The GAC noted the proposed rapid ART scale-up and outlined the implications for the broader health system, particularly concerning the capacity to identify, enroll and retain patients on treatment. The GAC highlighted the need for the Secretariat and partners to support Tanzania to carefully plan for the system to absorb the increased number of patients and provide quality services through a successful roll-out of the country’s differentiated delivery model. The country team will continue to monitor this process.

The funding landscape, co-financing and sustainability

Table 2 provides an overview of the country’s funding landscape for HIV and TB for the 2018–2020 period.
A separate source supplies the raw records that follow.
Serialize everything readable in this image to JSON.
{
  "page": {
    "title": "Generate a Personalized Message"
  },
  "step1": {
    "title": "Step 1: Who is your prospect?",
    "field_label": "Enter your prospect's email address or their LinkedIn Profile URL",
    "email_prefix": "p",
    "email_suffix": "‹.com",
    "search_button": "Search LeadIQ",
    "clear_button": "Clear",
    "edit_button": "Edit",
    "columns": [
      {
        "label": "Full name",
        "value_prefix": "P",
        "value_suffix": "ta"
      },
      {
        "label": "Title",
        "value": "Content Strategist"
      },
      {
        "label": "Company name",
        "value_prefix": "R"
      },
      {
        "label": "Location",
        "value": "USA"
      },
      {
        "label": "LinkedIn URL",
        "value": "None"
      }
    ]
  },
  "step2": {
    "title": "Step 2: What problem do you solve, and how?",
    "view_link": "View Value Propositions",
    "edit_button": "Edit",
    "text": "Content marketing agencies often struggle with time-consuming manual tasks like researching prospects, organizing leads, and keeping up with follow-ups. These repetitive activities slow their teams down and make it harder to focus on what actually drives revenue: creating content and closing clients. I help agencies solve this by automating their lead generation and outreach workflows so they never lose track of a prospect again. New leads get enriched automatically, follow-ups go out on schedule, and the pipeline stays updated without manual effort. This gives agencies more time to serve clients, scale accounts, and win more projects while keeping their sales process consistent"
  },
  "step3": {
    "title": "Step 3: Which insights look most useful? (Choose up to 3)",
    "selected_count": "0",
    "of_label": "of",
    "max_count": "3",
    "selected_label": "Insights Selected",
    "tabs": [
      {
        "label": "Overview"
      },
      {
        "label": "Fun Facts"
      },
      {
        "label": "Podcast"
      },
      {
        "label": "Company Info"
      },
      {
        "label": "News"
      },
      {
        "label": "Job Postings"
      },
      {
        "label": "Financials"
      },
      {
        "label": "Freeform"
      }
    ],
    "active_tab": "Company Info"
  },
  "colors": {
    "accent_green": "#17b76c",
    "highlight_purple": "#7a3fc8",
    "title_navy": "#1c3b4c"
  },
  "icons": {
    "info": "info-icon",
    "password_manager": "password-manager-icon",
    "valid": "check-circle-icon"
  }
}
Table 2: Overview of Tanzania’s funding landscape in 2018–2020 ($ million)

Component: HIV
Estimated funding need for
1,881.5 m As % of
funding need
Change vs. previous
Total domestic resources 173 m 9% Increase
Total external resources (non-GF) 1,121.2 m 60% Increase
Total Global Fund resources 367.6 m 20% Increase
Total resources available 1,661.9 m 88% Increase
Unmet need gap 219.6 m 12% Decrease


Component: TB
Estimated funding need for
1,881.5 m As % of
funding need
Change vs. previous
Total domestic resources 34.9 m 18% Increase
Total external resources (non-GF) 44.2 m 23% Increase
Total Global Fund resources 23.2 m 12% Increase
Total resources available 102.3 m 53% Increase
Unmet need gap 90.1 m 47% Increase


The TRP determined that Tanzania made sufficient co-financing commitments for the allocation period, as per the requirements of the Sustainability, Transition and Co-Financing (STC) policy. To access the full co-financing component for 2017–2019, the government is expected to invest an additional $29.3 million in 2018–2020 for HIV and TB over and above the what it spent in 2015–2017. Tanzania exceeded this requirement by $8.8 million. The government said that its investment would support activities in the following areas:

  • For HIV: Program management, voluntary medical male circumcision, prevention of vertical transmission of HIV, blood safety and prevention activities.
  • For TB: MDR-TB drugs (modest share), TB/HIV–related activities and TB care and prevention activities.
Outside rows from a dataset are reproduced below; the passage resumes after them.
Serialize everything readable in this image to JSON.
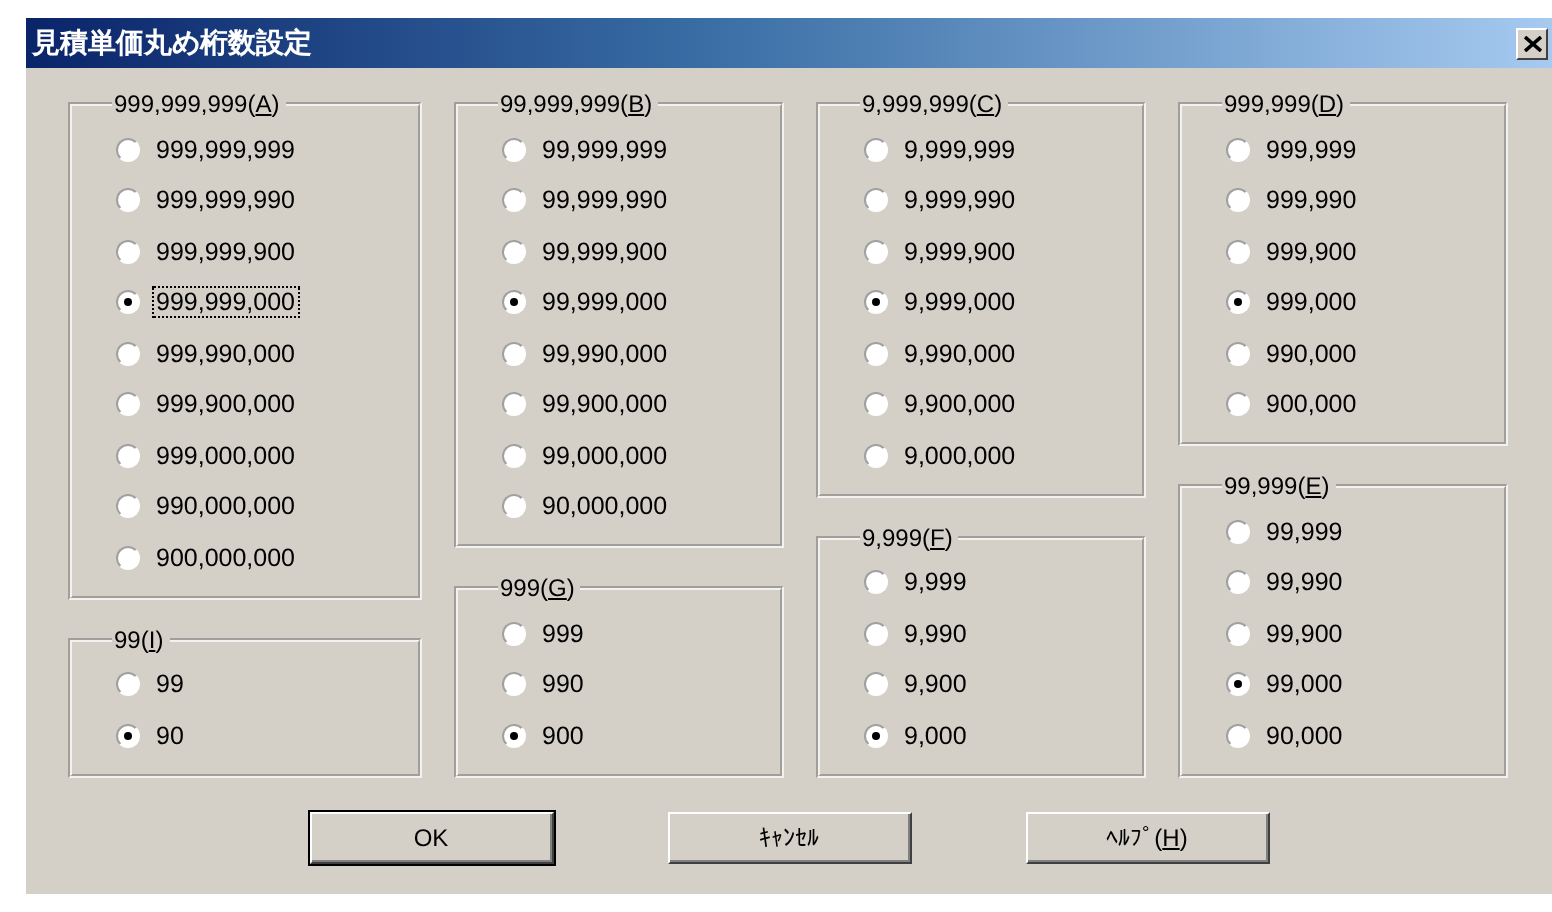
{
  "window": {
    "title": "見積単価丸め桁数設定"
  },
  "columns": [
    {
      "groups": [
        {
          "label": [
            "999,999,999(",
            "A",
            ")"
          ],
          "options": [
            {
              "text": "999,999,999",
              "selected": false,
              "focused": false
            },
            {
              "text": "999,999,990",
              "selected": false,
              "focused": false
            },
            {
              "text": "999,999,900",
              "selected": false,
              "focused": false
            },
            {
              "text": "999,999,000",
              "selected": true,
              "focused": true
            },
            {
              "text": "999,990,000",
              "selected": false,
              "focused": false
            },
            {
              "text": "999,900,000",
              "selected": false,
              "focused": false
            },
            {
              "text": "999,000,000",
              "selected": false,
              "focused": false
            },
            {
              "text": "990,000,000",
              "selected": false,
              "focused": false
            },
            {
              "text": "900,000,000",
              "selected": false,
              "focused": false
            }
          ]
        },
        {
          "label": [
            "99(",
            "I",
            ")"
          ],
          "options": [
            {
              "text": "99",
              "selected": false,
              "focused": false
            },
            {
              "text": "90",
              "selected": true,
              "focused": false
            }
          ]
        }
      ]
    },
    {
      "groups": [
        {
          "label": [
            "99,999,999(",
            "B",
            ")"
          ],
          "options": [
            {
              "text": "99,999,999",
              "selected": false,
              "focused": false
            },
            {
              "text": "99,999,990",
              "selected": false,
              "focused": false
            },
            {
              "text": "99,999,900",
              "selected": false,
              "focused": false
            },
            {
              "text": "99,999,000",
              "selected": true,
              "focused": false
            },
            {
              "text": "99,990,000",
              "selected": false,
              "focused": false
            },
            {
              "text": "99,900,000",
              "selected": false,
              "focused": false
            },
            {
              "text": "99,000,000",
              "selected": false,
              "focused": false
            },
            {
              "text": "90,000,000",
              "selected": false,
              "focused": false
            }
          ]
        },
        {
          "label": [
            "999(",
            "G",
            ")"
          ],
          "options": [
            {
              "text": "999",
              "selected": false,
              "focused": false
            },
            {
              "text": "990",
              "selected": false,
              "focused": false
            },
            {
              "text": "900",
              "selected": true,
              "focused": false
            }
          ]
        }
      ]
    },
    {
      "groups": [
        {
          "label": [
            "9,999,999(",
            "C",
            ")"
          ],
          "options": [
            {
              "text": "9,999,999",
              "selected": false,
              "focused": false
            },
            {
              "text": "9,999,990",
              "selected": false,
              "focused": false
            },
            {
              "text": "9,999,900",
              "selected": false,
              "focused": false
            },
            {
              "text": "9,999,000",
              "selected": true,
              "focused": false
            },
            {
              "text": "9,990,000",
              "selected": false,
              "focused": false
            },
            {
              "text": "9,900,000",
              "selected": false,
              "focused": false
            },
            {
              "text": "9,000,000",
              "selected": false,
              "focused": false
            }
          ]
        },
        {
          "label": [
            "9,999(",
            "F",
            ")"
          ],
          "options": [
            {
              "text": "9,999",
              "selected": false,
              "focused": false
            },
            {
              "text": "9,990",
              "selected": false,
              "focused": false
            },
            {
              "text": "9,900",
              "selected": false,
              "focused": false
            },
            {
              "text": "9,000",
              "selected": true,
              "focused": false
            }
          ]
        }
      ]
    },
    {
      "groups": [
        {
          "label": [
            "999,999(",
            "D",
            ")"
          ],
          "options": [
            {
              "text": "999,999",
              "selected": false,
              "focused": false
            },
            {
              "text": "999,990",
              "selected": false,
              "focused": false
            },
            {
              "text": "999,900",
              "selected": false,
              "focused": false
            },
            {
              "text": "999,000",
              "selected": true,
              "focused": false
            },
            {
              "text": "990,000",
              "selected": false,
              "focused": false
            },
            {
              "text": "900,000",
              "selected": false,
              "focused": false
            }
          ]
        },
        {
          "label": [
            "99,999(",
            "E",
            ")"
          ],
          "options": [
            {
              "text": "99,999",
              "selected": false,
              "focused": false
            },
            {
              "text": "99,990",
              "selected": false,
              "focused": false
            },
            {
              "text": "99,900",
              "selected": false,
              "focused": false
            },
            {
              "text": "99,000",
              "selected": true,
              "focused": false
            },
            {
              "text": "90,000",
              "selected": false,
              "focused": false
            }
          ]
        }
      ]
    }
  ],
  "buttons": [
    {
      "label": [
        "OK"
      ],
      "default": true
    },
    {
      "label": [
        "ｷｬﾝｾﾙ"
      ],
      "default": false
    },
    {
      "label": [
        "ﾍﾙﾌﾟ(",
        "H",
        ")"
      ],
      "default": false
    }
  ]
}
In addition, the government is in the process of approving a national health financing strategy (HFS) which has as its main objective the achievement of universal health coverage through increased mobilization of domestic financial resources. The HFS envisages a National Health Insurance Scheme, which would provide a standard minimum benefit package as a legal entitlement to all citizens, financed by mandatory contributions and government subsidies for the poor and the vulnerable.